The Company is also subject to the examination of its tax returns and other tax matters by the U.S. Internal Revenue Service
and other tax authorities and governmental bodies. The Company regularly assesses the likelihood of an adverse outcome
resulting from these examinations to determine the adequacy of its provision for taxes. There can
be no assurance as to the
outcome of these examinations. If the Company’s effective tax rates were to increase, particularly in the U.S. or Ireland, or if the
ultimate determination of the Company’s taxes owed is for an amount in excess of amounts previously accrued, the Company’s
business, results of operations and financial condition could be materially adversely affected.
General Risks
The price of the Company’s stock is subject to volatility.

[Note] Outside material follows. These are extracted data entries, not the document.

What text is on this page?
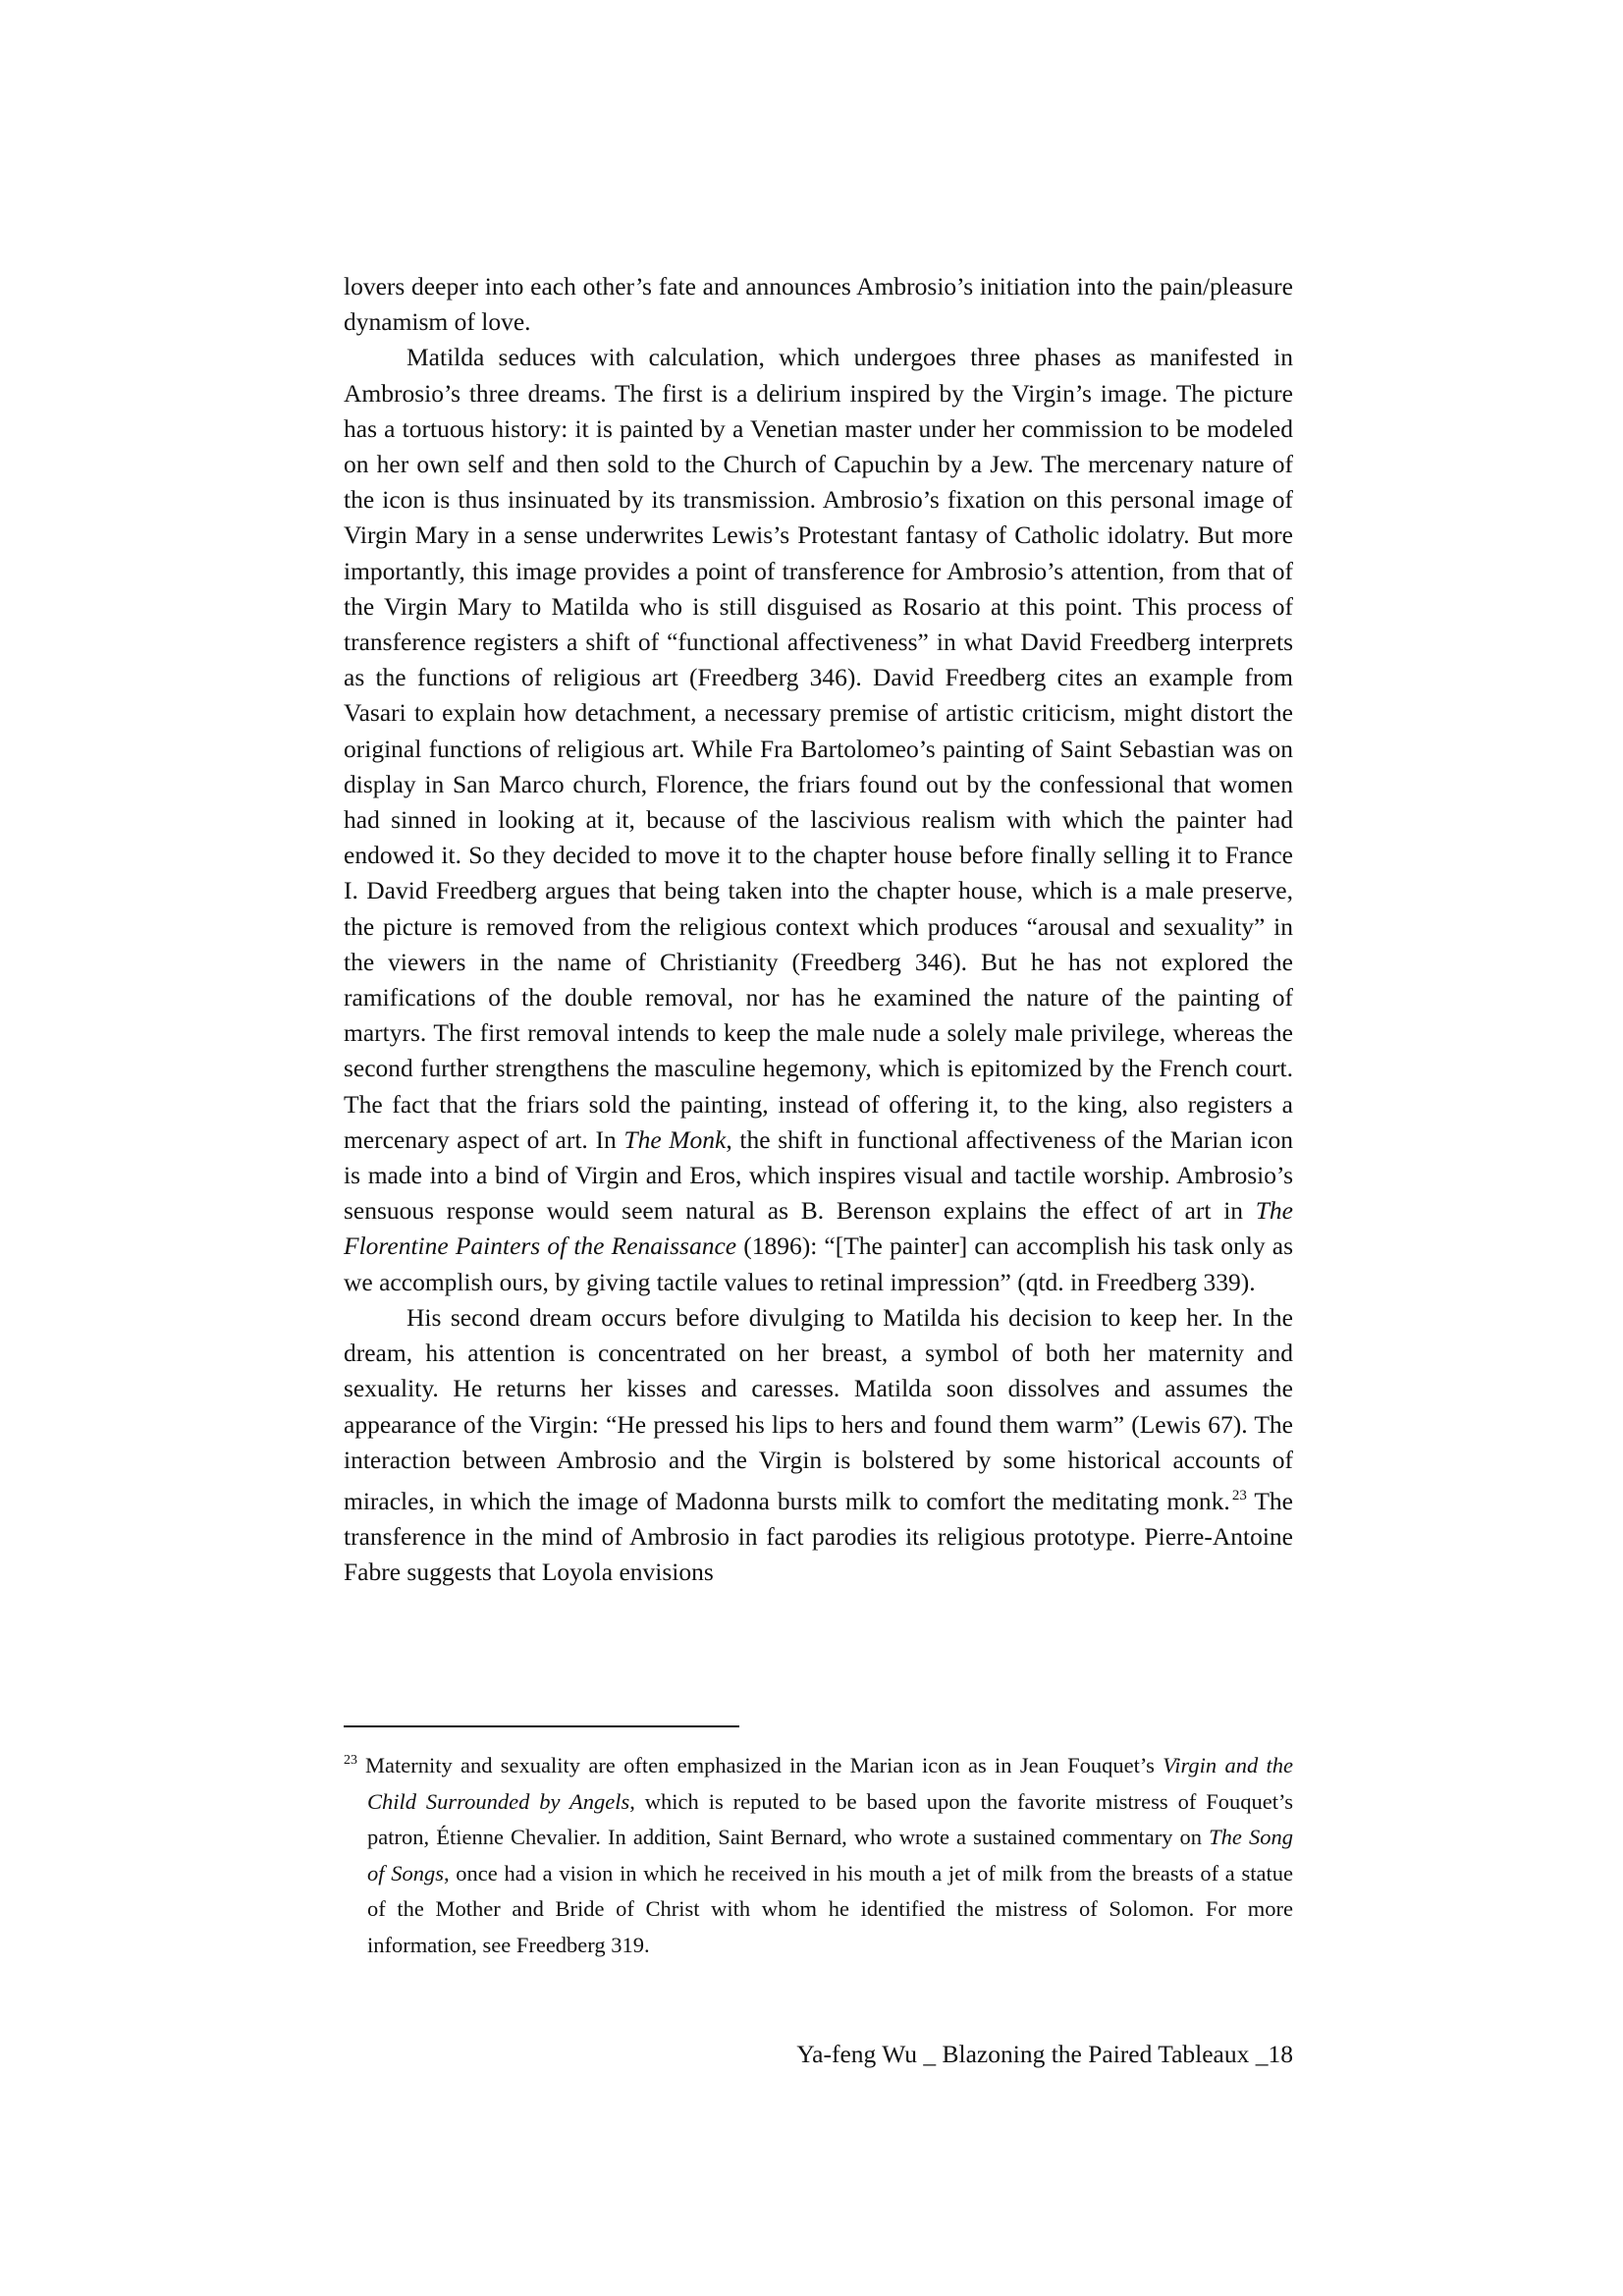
lovers deeper into each other’s fate and announces Ambrosio’s initiation into the pain/pleasure dynamism of love.

Matilda seduces with calculation, which undergoes three phases as manifested in Ambrosio’s three dreams. The first is a delirium inspired by the Virgin’s image. The picture has a tortuous history: it is painted by a Venetian master under her commission to be modeled on her own self and then sold to the Church of Capuchin by a Jew. The mercenary nature of the icon is thus insinuated by its transmission. Ambrosio’s fixation on this personal image of Virgin Mary in a sense underwrites Lewis’s Protestant fantasy of Catholic idolatry. But more importantly, this image provides a point of transference for Ambrosio’s attention, from that of the Virgin Mary to Matilda who is still disguised as Rosario at this point. This process of transference registers a shift of “functional affectiveness” in what David Freedberg interprets as the functions of religious art (Freedberg 346). David Freedberg cites an example from Vasari to explain how detachment, a necessary premise of artistic criticism, might distort the original functions of religious art. While Fra Bartolomeo’s painting of Saint Sebastian was on display in San Marco church, Florence, the friars found out by the confessional that women had sinned in looking at it, because of the lascivious realism with which the painter had endowed it. So they decided to move it to the chapter house before finally selling it to France I. David Freedberg argues that being taken into the chapter house, which is a male preserve, the picture is removed from the religious context which produces “arousal and sexuality” in the viewers in the name of Christianity (Freedberg 346). But he has not explored the ramifications of the double removal, nor has he examined the nature of the painting of martyrs. The first removal intends to keep the male nude a solely male privilege, whereas the second further strengthens the masculine hegemony, which is epitomized by the French court. The fact that the friars sold the painting, instead of offering it, to the king, also registers a mercenary aspect of art. In The Monk, the shift in functional affectiveness of the Marian icon is made into a bind of Virgin and Eros, which inspires visual and tactile worship. Ambrosio’s sensuous response would seem natural as B. Berenson explains the effect of art in The Florentine Painters of the Renaissance (1896): “[The painter] can accomplish his task only as we accomplish ours, by giving tactile values to retinal impression” (qtd. in Freedberg 339).

His second dream occurs before divulging to Matilda his decision to keep her. In the dream, his attention is concentrated on her breast, a symbol of both her maternity and sexuality. He returns her kisses and caresses. Matilda soon dissolves and assumes the appearance of the Virgin: “He pressed his lips to hers and found them warm” (Lewis 67). The interaction between Ambrosio and the Virgin is bolstered by some historical accounts of miracles, in which the image of Madonna bursts milk to comfort the meditating monk. $^{23}$ The transference in the mind of Ambrosio in fact parodies its religious prototype. Pierre-Antoine Fabre suggests that Loyola envisions

$^{23}$ Maternity and sexuality are often emphasized in the Marian icon as in Jean Fouquet’s Virgin and the Child Surrounded by Angels, which is reputed to be based upon the favorite mistress of Fouquet’s patron, Étienne Chevalier. In addition, Saint Bernard, who wrote a sustained commentary on The Song of Songs, once had a vision in which he received in his mouth a jet of milk from the breasts of a statue of the Mother and Bride of Christ with whom he identified the mistress of Solomon. For more information, see Freedberg 319.
Ya-feng Wu _ Blazoning the Paired Tableaux _18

The Company’s stock has experienced substantial price volatility in the past and may continue to do so in the future. Additionally,
the Company, the technology industry and the stock market as a whole have, from time to time, experienced extreme stock price
and volume fluctuations that have affected stock prices in ways that may have been unrelated to these companies’ operating
performance. Price volatility may cause the average price at which the Company repurchases its
stock in a given period to
exceed the stock’s price at a given point in time. The Company believes the price of its stock should reflect expectations of future
growth and profitability. The Company also believes the price of its stock should reflect expectations that its cash dividend will
continue at current levels or grow, and that its current share repurchase program will be fully consummated. Future dividends are
subject to declaration by the Company’s Board of Directors, and the Company’s share repurchase program does not obligate it
to acquire any specific number of shares. If the Company fails to meet expectations related to future growth,
profitability,
dividends, share repurchases or other market expectations, the price of the Company’s stock
may decline significantly, which
could have a material adverse impact on investor confidence and employee retention.